Does context affect colour meaning?

One of the reasons that colour is such a powerful and important property is that it conveys information. Colour imparts meaning. If you see a big red button you may understand that something important or dramatic may happen if you press it. If someone is wearing bright yellow clothes it might imply something about their personality. Take a walk into a toy store and notice the swathes of pink in the girls’ section (though note that I don’t imply that this is a good thing; indeed, I would refer you to the pink stinks campaign in order that you may become a right-thinking person). But it is clear that the manufacturers of the toys believe that the colour pink will indicate that these are toys for girls and that its use may even make girls want to have these toys. If you see two washing-up liquids and one is green and one is yellow you might think that they would smell of apples and lemons respectively before you even open them! Colour sells. And part of the reason that colour sells is that it is informative. Colours have meanings.

But does colour per se have meaning or does colour only have meaning when it is an attribute of a product? The colour red on an emergency stop button may have one meaning but the colour red on the soles on Louboutin shows may have an altogether different meaning. And, of course, colours mean one thing in one culture but another in a different culture; black is commonly associated with death in the West but in China and some other countries in Asia death is more commonly associated with white. Nevertheless, I do believe that colour per se, that is colour in an abstract sense, does have meaning and there are a number of studies out there that tend to support me (though some social scientists, in particular, who would disagree).
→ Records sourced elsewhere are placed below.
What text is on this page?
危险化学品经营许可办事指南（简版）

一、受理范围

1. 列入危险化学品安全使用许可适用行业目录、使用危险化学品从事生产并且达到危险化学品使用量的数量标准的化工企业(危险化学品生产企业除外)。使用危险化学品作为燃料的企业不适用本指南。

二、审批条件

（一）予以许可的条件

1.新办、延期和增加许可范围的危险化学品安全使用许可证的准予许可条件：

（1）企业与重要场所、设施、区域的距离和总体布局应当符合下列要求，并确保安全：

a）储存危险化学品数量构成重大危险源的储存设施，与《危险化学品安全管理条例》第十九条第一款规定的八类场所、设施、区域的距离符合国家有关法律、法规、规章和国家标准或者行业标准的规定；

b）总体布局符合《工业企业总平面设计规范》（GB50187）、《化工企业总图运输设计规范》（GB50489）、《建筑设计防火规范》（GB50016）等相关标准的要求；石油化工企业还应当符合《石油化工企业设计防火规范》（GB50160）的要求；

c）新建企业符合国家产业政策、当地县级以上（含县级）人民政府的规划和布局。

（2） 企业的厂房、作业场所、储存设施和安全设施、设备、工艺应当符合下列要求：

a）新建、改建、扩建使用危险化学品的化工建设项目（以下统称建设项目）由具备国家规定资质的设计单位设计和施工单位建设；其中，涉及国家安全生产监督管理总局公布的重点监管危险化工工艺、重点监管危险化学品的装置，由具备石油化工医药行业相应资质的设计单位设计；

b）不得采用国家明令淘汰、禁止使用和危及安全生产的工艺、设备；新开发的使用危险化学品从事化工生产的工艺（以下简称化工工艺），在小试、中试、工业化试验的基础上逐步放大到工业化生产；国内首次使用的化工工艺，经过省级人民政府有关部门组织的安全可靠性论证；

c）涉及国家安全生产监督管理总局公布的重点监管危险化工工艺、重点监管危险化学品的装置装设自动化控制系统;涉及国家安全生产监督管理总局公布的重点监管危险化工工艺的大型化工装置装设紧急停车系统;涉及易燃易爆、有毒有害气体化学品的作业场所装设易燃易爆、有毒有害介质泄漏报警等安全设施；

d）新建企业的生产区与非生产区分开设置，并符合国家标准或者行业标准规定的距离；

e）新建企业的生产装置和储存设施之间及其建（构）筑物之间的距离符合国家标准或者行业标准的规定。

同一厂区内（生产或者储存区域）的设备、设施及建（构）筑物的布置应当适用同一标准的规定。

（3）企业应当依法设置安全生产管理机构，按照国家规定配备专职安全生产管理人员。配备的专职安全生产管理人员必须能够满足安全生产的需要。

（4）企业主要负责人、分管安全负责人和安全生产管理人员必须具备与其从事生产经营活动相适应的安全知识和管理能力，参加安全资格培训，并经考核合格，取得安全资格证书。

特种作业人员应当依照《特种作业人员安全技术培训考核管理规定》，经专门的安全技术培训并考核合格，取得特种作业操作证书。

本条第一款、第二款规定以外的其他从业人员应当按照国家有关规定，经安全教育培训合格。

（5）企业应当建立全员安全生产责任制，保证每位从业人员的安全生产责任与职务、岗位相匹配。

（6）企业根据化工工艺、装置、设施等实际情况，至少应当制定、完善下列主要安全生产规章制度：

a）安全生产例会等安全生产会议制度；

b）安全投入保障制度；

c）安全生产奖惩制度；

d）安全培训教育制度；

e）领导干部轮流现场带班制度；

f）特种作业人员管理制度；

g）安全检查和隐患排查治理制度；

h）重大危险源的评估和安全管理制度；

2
What I mean by this is that if we take a culture, such as the UK, then a colour such as red will be associated with various ideas and concepts to varying degrees of strength. Red may take on different meanings when applied to different products (that is, in context). But is there any relationship between the abstract colour meaning and the product colour meaning? This is the question that Seahwa Won (who was a PhD student working with me) and I asked each other that led to a piece of work and an academic paper.
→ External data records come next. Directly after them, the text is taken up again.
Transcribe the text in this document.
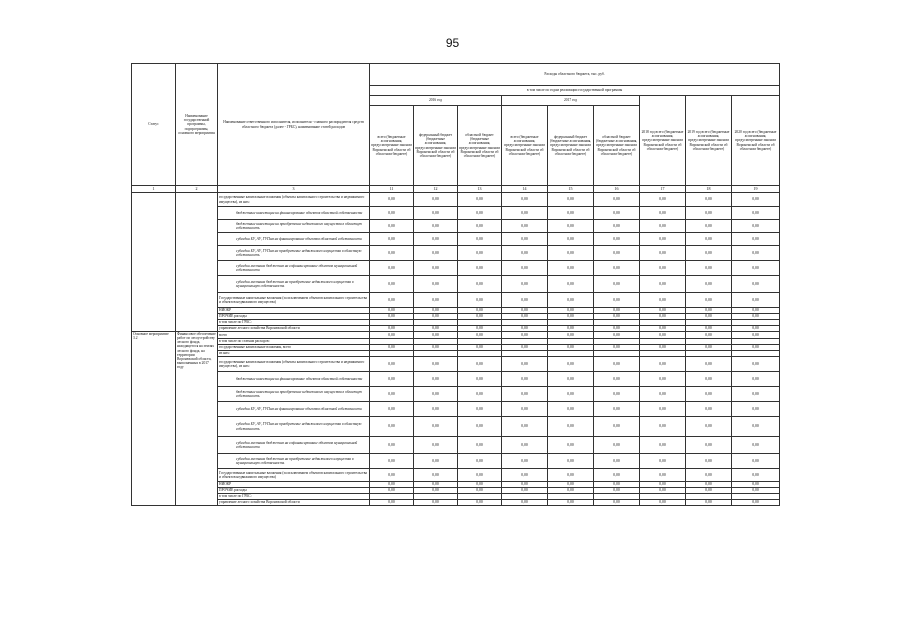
95
Статус	Наименование государственной программы, подпрограммы, основного мероприятия	Наименование ответственного исполнителя, исполнителя - главного распорядителя средств областного бюджета (далее - ГРБС), наименование статей расходов	Расходы областного бюджета, тыс. руб.								
			в том числе по годам реализации государственной программы								
			2016 год			2017 год			2018 год всего (бюджетные ассигнования, предусмотренные законом Воронежской области об областном бюджете)	2019 год всего (бюджетные ассигнования, предусмотренные законом Воронежской области об областном бюджете)	2020 год всего (бюджетные ассигнования, предусмотренные законом Воронежской области об областном бюджете)
			всего (бюджетные ассигнования, предусмотренные законом Воронежской области об областном бюджете)	федеральный бюджет (бюджетные ассигнования, предусмотренные законом Воронежской области об областном бюджете)	областной бюджет (бюджетные ассигнования, предусмотренные законом Воронежской области об областном бюджете)	всего (бюджетные ассигнования, предусмотренные законом Воронежской области об областном бюджете)	федеральный бюджет (бюджетные ассигнования, предусмотренные законом Воронежской области об областном бюджете)	областной бюджет (бюджетные ассигнования, предусмотренные законом Воронежской области об областном бюджете)			
1	2	3	11	12	13	14	15	16	17	18	19
		государственные капитальные вложения (объекты капитального строительства и недвижимого имущества), из них:	0,00	0,00	0,00	0,00	0,00	0,00	0,00	0,00	0,00
		бюджетные инвестиции на финансирование объектов областной собственности	0,00	0,00	0,00	0,00	0,00	0,00	0,00	0,00	0,00
		бюджетные инвестиции на приобретение недвижимого имущества в областную собственность	0,00	0,00	0,00	0,00	0,00	0,00	0,00	0,00	0,00
		субсидии БУ, АУ, ГУПам на финансирование объектов областной собственности	0,00	0,00	0,00	0,00	0,00	0,00	0,00	0,00	0,00
		субсидии БУ, АУ, ГУПам на приобретение недвижимого имущества в областную собственность	0,00	0,00	0,00	0,00	0,00	0,00	0,00	0,00	0,00
		субсидии местным бюджетам на софинансирование объектов муниципальной собственности	0,00	0,00	0,00	0,00	0,00	0,00	0,00	0,00	0,00
		субсидии местным бюджетам на приобретение недвижимого имущества в муниципальную собственность	0,00	0,00	0,00	0,00	0,00	0,00	0,00	0,00	0,00
		Государственные капитальные вложения (за исключением объектов капитального строительства и объектов недвижимого имущества)	0,00	0,00	0,00	0,00	0,00	0,00	0,00	0,00	0,00
		НИОКР	0,00	0,00	0,00	0,00	0,00	0,00	0,00	0,00	0,00
		ПРОЧИЕ расходы	0,00	0,00	0,00	0,00	0,00	0,00	0,00	0,00	0,00
		в том числе по ГРБС:									
		управление лесного хозяйства Воронежской области	0,00	0,00	0,00	0,00	0,00	0,00	0,00	0,00	0,00
Основное мероприятие 3.2	Финансовое обеспечение работ по лесоустройству лесного фонда, находящегося на землях лесного фонда, на территории Воронежской области, выполненных в 2017 году	всего	0,00	0,00	0,00	0,00	0,00	0,00	0,00	0,00	0,00
		в том числе по статьям расходов:									
		государственные капитальные вложения, всего	0,00	0,00	0,00	0,00	0,00	0,00	0,00	0,00	0,00
		из них:									
		государственные капитальные вложения (объекты капитального строительства и недвижимого имущества), из них:	0,00	0,00	0,00	0,00	0,00	0,00	0,00	0,00	0,00
		бюджетные инвестиции на финансирование объектов областной собственности	0,00	0,00	0,00	0,00	0,00	0,00	0,00	0,00	0,00
		бюджетные инвестиции на приобретение недвижимого имущества в областную собственность	0,00	0,00	0,00	0,00	0,00	0,00	0,00	0,00	0,00
		субсидии БУ, АУ, ГУПам на финансирование объектов областной собственности	0,00	0,00	0,00	0,00	0,00	0,00	0,00	0,00	0,00
		субсидии БУ, АУ, ГУПам на приобретение недвижимого имущества в областную собственность	0,00	0,00	0,00	0,00	0,00	0,00	0,00	0,00	0,00
		субсидии местным бюджетам на софинансирование объектов муниципальной собственности	0,00	0,00	0,00	0,00	0,00	0,00	0,00	0,00	0,00
		субсидии местным бюджетам на приобретение недвижимого имущества в муниципальную собственность	0,00	0,00	0,00	0,00	0,00	0,00	0,00	0,00	0,00
		Государственные капитальные вложения (за исключением объектов капитального строительства и объектов недвижимого имущества)	0,00	0,00	0,00	0,00	0,00	0,00	0,00	0,00	0,00
		НИОКР	0,00	0,00	0,00	0,00	0,00	0,00	0,00	0,00	0,00
		ПРОЧИЕ расходы	0,00	0,00	0,00	0,00	0,00	0,00	0,00	0,00	0,00
		в том числе по ГРБС:									
		управление лесного хозяйства Воронежской области	0,00	0,00	0,00	0,00	0,00	0,00	0,00	0,00	0,00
If there is no relationship between abstract colour meanings and  product colour meanings then it might mean that there is little practical or commercial value in studying abstract colour preferences (though it may still be worthy of study). On the other hand, if there is a relationship between abstract colour meanings and  product colour meanings then knowing the former may help us to predict the latter in a wide range of circumstances. To carry out our study we used scaling (I have blogged about some aspects of scaling before) where we try to quantify the perceptual response of participants to physical stimuli. For example, we show people a colour patch on a display screen and then below this there is a slider bar which allows the participants to respond whether the colour is warm, for example, or cool. We do this for lots of colours and lots of participants (nobody said colour science was easy!!) and then we can average these and have a warm-cool scale along which we can place all the colours. When we do this, for example, we find that participants think red is much warmer than blue. However, what Seahwa and I also did was to repeat this type of experiment with different colour products rather than simple colour patches. Would participants place a red toilet roll on the same point on the warm-cool scale as the red colour in an abstract sense? If they would then we can conclude that abstract colour preferences and product colour preferences are related.
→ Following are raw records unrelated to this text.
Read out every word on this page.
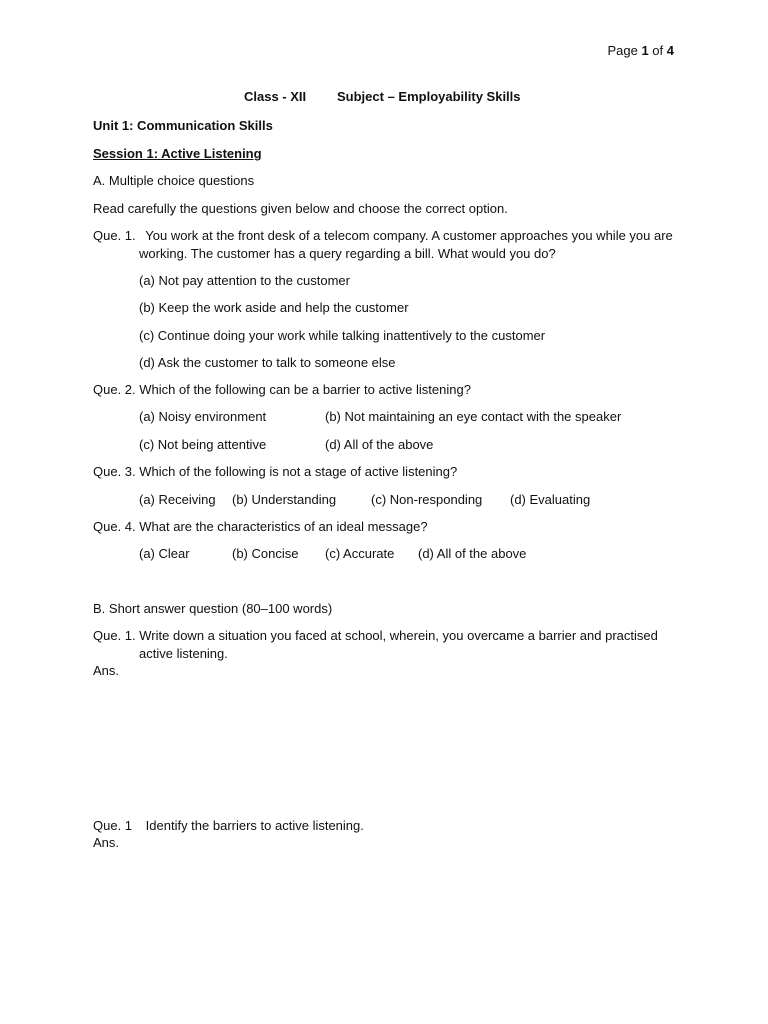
Page 1 of 4
Class - XII Subject – Employability Skills
Unit 1: Communication Skills
Session 1: Active Listening
A. Multiple choice questions
Read carefully the questions given below and choose the correct option.
Que. 1. You work at the front desk of a telecom company. A customer approaches you while you are
working. The customer has a query regarding a bill. What would you do?
(a) Not pay attention to the customer
(b) Keep the work aside and help the customer
(c) Continue doing your work while talking inattentively to the customer
(d) Ask the customer to talk to someone else
Que. 2. Which of the following can be a barrier to active listening?
(a) Noisy environment	(b) Not maintaining an eye contact with the speaker
(c) Not being attentive	(d) All of the above
Que. 3. Which of the following is not a stage of active listening?
(a) Receiving (b) Understanding	(c) Non-responding (d) Evaluating
Que. 4. What are the characteristics of an ideal message?
(a) Clear	(b) Concise (c) Accurate (d) All of the above
B. Short answer question (80–100 words)
Que. 1. Write down a situation you faced at school, wherein, you overcame a barrier and practised
active listening.
Ans.
Que. 1 Identify the barriers to active listening.
Ans.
We did this for quite a few different scales (warm-cool, expensive-inexpensive, modern-traditional, etc.) and for for a few different colours. The figure below shows the results when we explored the masculine-feminine scale. Look at the left-hand part first, where it says chip along the bottom. Chip indicates the abstract colour meanings (for example, when participants view a simple square or chip of colour). Note that participants scale beige, red and yellow as being feminine colours whereas black, blue and green are more masculine colours. Now look at the right-hand part of the figure, where it says crisps (in the UK a crisp is something you buy in a bag to eat; Americans may call these potato chips). When we showed crisp packets that were differently coloured the masculine-feminine scale values were almost the same as for the abstract colours themselves. We found strong relationships between abstract colour meanings and product colour meanings more often than not.

Our findings are broadly compatible with an earlier study by Taft in 1996 who found that there was no significant effect of context on colour meaning in the majority of cases. We did find some effects of context though. For example, black-coloured medicine was perceived as being more feminine that the abstract colour black itself.

We published this paper in 2016 in the journal Color Research and Application and you can read the paper in full here.

Won S & Westland S, 2017. Colour meaning in context, Color Research and Application42 (4). 450-459.